A week of campaigning for seats in the Majles kicked off Thursday with little fanfare. Faced with the stark choice of voting for the conservatives and whether or not to vote at all, those who backed Rouhani in the past see this election as a lost cause and are expected to stay away in droves.

"The majority of the current parliament is composed of reformists, and people believe that they haven´t done anything serious" since being elected in 2016, said independent journalist Farshad Ghorbanpour. "The Iranian people have come to the conclusion that their choice has no impact," he told AFP. The purge of candidates was "unprecedented", said Ghorbanpour.

"Even some conservatives who were likely to speak independently and rationally in parliament have been disqualified."

Iranians are feeling the strain after months of turmoil. In November, nationwide demonstrations over petrol price hikes turned violent before being crushed in a deadly crackdown.

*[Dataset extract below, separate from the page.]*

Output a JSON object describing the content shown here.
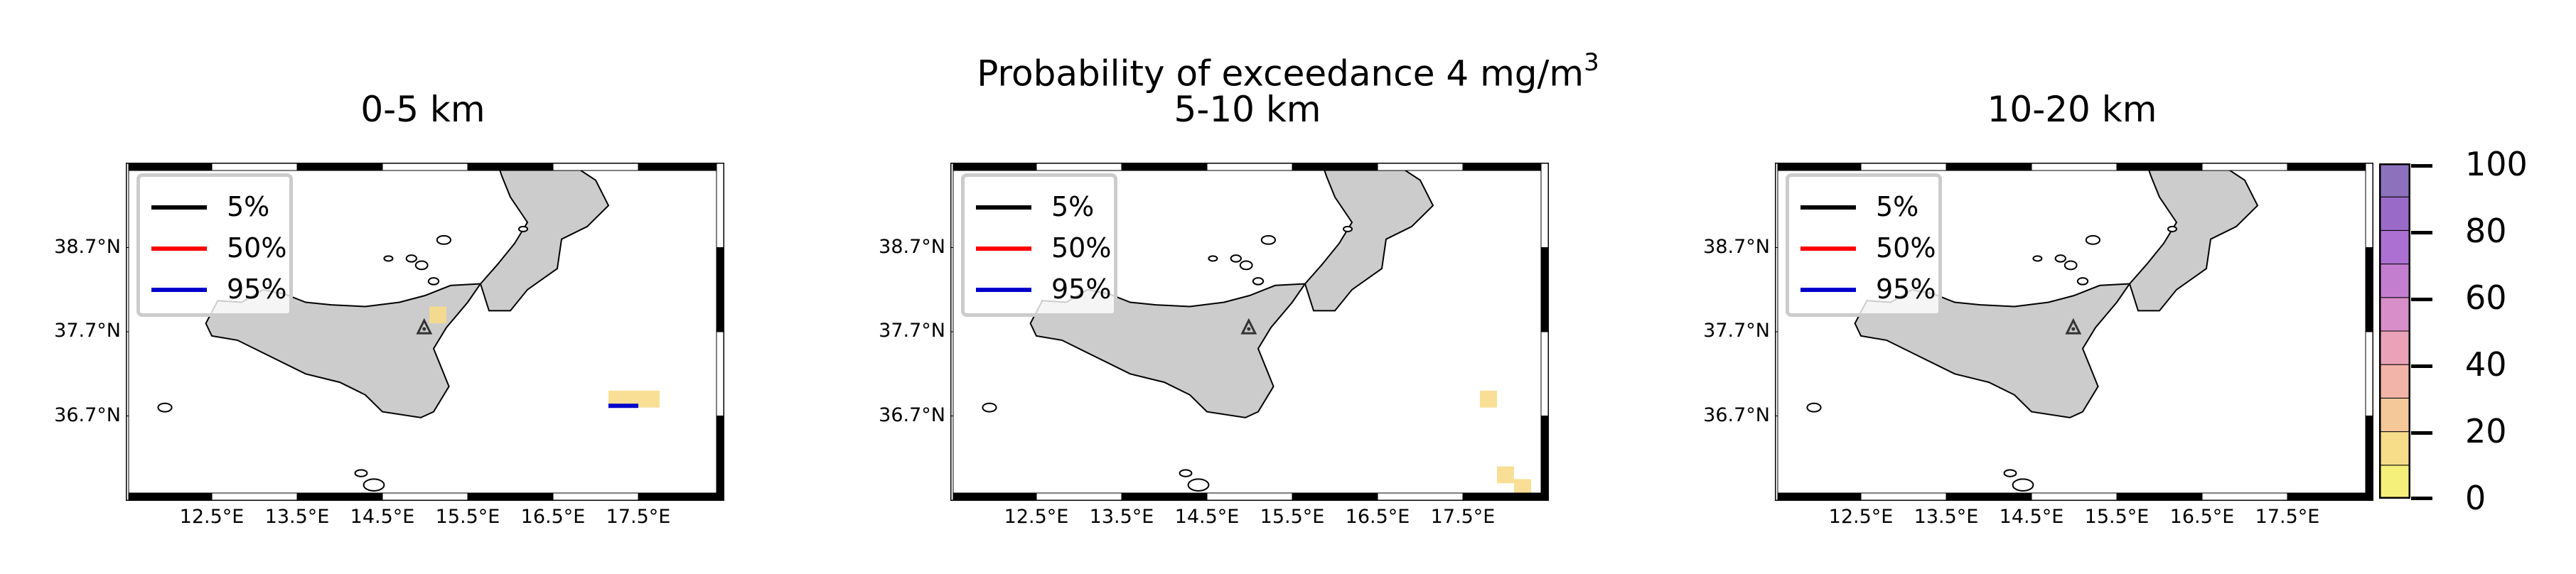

Bread and butter issues have put Rouhani´s alliance at risk of losing in a landslide. A salesman in Tehran´s Grand Bazaar summed up the mood, saying he would abstain as voting seemed "useless".

Asked what might convince him to change his mind, Mostafa Hamidi, 37, said it would be if those in power lived up to "at least one of their promises. Just one, not 1,000." Another voter expressed despair over the country´s mismanagement.

"The truth is that whenever we have voted, things never improved but got worse," said Morteza Jaberi, who works in a motorbike repair shop in Tehran´s run-down Molavi neighbourhood.

"Our country is very powerful in all fields, but there are people in charge who cannot use this power properly," the 38-year-old told AFP. Rouhani, a moderate conservative, came to power promising greater social freedoms and the benefits of engagement with the West.